Academic journals set a variety of policies that affect the supply of new manuscripts. We study the impact of page limit policies adopted by the American Economic Review (AER) in 2008 and the Journal of the European Economic Association (JEEA) in 2009 in response to a substantial increase in the length of articles in economics. We focus the analysis on the decision by potential authors to either shorten a longer manuscript in response to the page limit, or submit to another journal. For the AER we find little indication of a loss of longer papers - instead, authors responded by shortening the text and reformatting their papers. For JEEA, in contrast, we estimate that the page length policy led to nearly complete loss of longer manuscripts. These findings provide a revealed-preference measure of competition between journals and indicate that a top-5 journal has substantial monopoly power over submissions, unlike a journal one notch below.

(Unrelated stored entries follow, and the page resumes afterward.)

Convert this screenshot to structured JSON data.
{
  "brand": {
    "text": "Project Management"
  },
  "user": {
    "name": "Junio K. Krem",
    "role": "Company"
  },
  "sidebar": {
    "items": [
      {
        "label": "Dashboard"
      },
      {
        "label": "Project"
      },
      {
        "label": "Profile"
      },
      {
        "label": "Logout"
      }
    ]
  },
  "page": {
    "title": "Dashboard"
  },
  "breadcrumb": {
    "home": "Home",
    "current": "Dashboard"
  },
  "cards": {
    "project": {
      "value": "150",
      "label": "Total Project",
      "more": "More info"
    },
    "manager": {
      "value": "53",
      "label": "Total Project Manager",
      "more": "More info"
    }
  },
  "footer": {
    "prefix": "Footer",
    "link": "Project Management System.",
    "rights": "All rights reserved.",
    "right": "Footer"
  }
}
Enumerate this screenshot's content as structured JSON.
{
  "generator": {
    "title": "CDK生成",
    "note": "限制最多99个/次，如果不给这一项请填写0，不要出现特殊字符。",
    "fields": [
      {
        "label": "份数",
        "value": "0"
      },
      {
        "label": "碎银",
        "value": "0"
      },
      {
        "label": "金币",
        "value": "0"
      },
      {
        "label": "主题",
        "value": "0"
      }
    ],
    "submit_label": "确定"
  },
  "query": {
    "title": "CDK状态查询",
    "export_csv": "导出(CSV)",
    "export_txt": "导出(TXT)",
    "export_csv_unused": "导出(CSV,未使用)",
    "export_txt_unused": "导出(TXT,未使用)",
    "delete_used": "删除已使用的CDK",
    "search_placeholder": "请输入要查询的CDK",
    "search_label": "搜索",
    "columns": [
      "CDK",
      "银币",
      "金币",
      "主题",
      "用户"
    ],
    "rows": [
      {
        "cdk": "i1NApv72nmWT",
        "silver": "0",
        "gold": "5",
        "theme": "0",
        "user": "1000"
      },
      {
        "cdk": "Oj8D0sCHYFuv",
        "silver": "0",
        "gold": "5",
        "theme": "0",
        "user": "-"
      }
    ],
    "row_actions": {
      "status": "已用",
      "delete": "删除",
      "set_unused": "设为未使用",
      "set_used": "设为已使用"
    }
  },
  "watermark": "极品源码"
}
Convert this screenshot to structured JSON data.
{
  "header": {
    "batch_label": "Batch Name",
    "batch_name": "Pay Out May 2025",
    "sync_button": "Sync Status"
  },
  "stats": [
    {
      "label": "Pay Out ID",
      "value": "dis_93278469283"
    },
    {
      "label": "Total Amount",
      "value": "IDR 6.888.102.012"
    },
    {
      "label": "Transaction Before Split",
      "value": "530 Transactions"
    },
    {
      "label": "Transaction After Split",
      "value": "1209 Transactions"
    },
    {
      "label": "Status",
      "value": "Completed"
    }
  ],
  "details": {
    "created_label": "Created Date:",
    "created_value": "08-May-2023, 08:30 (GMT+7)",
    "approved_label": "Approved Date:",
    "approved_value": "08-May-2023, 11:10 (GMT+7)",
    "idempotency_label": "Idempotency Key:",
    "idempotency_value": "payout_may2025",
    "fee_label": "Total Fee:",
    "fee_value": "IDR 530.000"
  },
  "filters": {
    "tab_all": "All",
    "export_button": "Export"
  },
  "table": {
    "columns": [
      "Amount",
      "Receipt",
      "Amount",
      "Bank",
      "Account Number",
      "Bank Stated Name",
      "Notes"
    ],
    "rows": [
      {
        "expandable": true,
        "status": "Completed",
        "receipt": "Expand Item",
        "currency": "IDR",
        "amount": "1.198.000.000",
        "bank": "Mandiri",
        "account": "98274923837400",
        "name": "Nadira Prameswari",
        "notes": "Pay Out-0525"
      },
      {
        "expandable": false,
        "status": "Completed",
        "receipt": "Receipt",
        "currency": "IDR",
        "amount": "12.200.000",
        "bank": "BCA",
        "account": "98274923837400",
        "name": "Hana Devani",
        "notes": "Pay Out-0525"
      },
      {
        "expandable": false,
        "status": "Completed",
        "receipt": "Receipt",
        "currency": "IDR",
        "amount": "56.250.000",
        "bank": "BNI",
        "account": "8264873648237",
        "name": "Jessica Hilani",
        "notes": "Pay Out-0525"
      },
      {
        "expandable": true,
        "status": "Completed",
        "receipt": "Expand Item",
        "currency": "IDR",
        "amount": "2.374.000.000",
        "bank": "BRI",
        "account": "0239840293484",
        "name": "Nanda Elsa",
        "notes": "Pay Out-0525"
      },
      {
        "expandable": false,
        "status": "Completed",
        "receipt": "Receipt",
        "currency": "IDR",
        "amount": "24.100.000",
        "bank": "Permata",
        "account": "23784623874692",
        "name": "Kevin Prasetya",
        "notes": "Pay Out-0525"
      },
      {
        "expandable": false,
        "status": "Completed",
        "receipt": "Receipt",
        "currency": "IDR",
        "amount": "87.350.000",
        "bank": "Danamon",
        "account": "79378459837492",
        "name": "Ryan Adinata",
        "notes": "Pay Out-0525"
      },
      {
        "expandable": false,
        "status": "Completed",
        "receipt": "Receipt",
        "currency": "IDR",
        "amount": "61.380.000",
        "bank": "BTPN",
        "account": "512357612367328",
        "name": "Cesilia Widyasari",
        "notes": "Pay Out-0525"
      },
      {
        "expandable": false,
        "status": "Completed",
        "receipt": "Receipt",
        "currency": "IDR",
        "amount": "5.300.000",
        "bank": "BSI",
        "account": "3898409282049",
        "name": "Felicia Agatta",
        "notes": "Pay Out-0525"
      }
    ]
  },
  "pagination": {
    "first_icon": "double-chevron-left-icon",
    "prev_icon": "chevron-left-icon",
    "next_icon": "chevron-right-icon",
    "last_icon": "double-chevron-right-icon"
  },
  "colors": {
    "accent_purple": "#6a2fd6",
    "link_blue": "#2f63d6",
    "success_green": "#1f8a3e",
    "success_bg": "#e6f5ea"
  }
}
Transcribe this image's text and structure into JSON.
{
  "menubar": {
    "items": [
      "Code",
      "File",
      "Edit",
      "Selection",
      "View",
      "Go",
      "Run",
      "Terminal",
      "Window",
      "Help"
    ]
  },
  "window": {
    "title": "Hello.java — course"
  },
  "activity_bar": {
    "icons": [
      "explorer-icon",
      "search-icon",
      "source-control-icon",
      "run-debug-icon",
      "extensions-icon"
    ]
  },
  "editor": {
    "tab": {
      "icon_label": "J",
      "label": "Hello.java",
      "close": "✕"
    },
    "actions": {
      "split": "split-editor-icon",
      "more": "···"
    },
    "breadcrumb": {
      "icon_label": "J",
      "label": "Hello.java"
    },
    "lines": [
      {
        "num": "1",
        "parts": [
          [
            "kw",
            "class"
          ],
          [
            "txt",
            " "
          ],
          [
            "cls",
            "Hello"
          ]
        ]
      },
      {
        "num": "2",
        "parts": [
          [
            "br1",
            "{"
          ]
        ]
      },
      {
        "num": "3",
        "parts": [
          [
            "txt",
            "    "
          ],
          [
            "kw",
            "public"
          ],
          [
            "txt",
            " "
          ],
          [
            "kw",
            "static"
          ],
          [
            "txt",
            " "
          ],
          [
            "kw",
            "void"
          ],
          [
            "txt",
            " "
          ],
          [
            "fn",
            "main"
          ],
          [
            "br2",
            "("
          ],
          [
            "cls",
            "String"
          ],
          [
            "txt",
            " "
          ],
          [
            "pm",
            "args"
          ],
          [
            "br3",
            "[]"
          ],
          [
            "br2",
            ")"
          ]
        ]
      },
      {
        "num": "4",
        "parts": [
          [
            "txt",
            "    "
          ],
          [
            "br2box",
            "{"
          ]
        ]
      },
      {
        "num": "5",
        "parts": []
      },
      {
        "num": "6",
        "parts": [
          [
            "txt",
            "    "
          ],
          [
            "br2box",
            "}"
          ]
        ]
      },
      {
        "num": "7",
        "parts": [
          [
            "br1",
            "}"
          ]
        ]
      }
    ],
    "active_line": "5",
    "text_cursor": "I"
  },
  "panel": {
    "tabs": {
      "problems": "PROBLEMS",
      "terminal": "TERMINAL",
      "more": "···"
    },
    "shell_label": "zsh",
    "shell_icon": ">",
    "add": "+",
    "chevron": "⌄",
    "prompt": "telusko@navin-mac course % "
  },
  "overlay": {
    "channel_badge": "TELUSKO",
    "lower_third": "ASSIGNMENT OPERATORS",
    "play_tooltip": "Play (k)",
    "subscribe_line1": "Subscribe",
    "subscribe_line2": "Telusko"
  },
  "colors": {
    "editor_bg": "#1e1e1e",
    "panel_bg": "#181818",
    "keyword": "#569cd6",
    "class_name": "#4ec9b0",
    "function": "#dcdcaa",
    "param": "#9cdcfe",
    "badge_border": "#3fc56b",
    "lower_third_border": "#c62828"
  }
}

At both journals we find that longer papers were more likely to receive a revise and resubmit verdict prior to page limits, suggesting that the loss of longer papers may have had a detrimental effect on quality at JEEA. Despite a modest impact of the AER's policy on the average length of submissions (-5%), the policy had little or no effect on the length of final accepted manuscripts. Our results highlight the importance of evaluating editorial policies.
显示的期刊偏好:来自页数限制的证据
学术期刊制定了各种影响新稿件供应的政策。我们研究了2008年《美国经济评论》(AER)和2009年《欧洲经济协会杂志》(JEEA)为应对经济学文章长度的大幅增加而采取的页数限制政策的影响。我们将分析重点放在潜在作者的决定上,他们要么根据页数限制缩短较长的稿件,要么提交给另一家期刊。对于AER,我们几乎没有发现较长论文减少的迹象——相反,作者通过缩短文本和重新格式化论文来回应。相比之下,对于JEEA,我们估计页面长度政策导致较长的手稿几乎完全丢失。这些发现为期刊之间的竞争提供了一个揭示偏好的衡量标准,并表明排名前五的期刊对投稿具有实质性的垄断力量,而不像排名靠后的期刊。在这两份期刊中,我们发现较长的论文更有可能在页数限制之前收到修改和重新提交的裁决,这表明较长的论文的丢失可能对JEEA的质量产生了不利影响。尽管AER的政策对提交的平均长度有一定的影响(-5%),但该政策对最终接受的手稿长度几乎没有影响。我们的研究结果强调了评估编辑政策的重要性。
本文章由计算机程序翻译,如有差异,请以英文原文为准。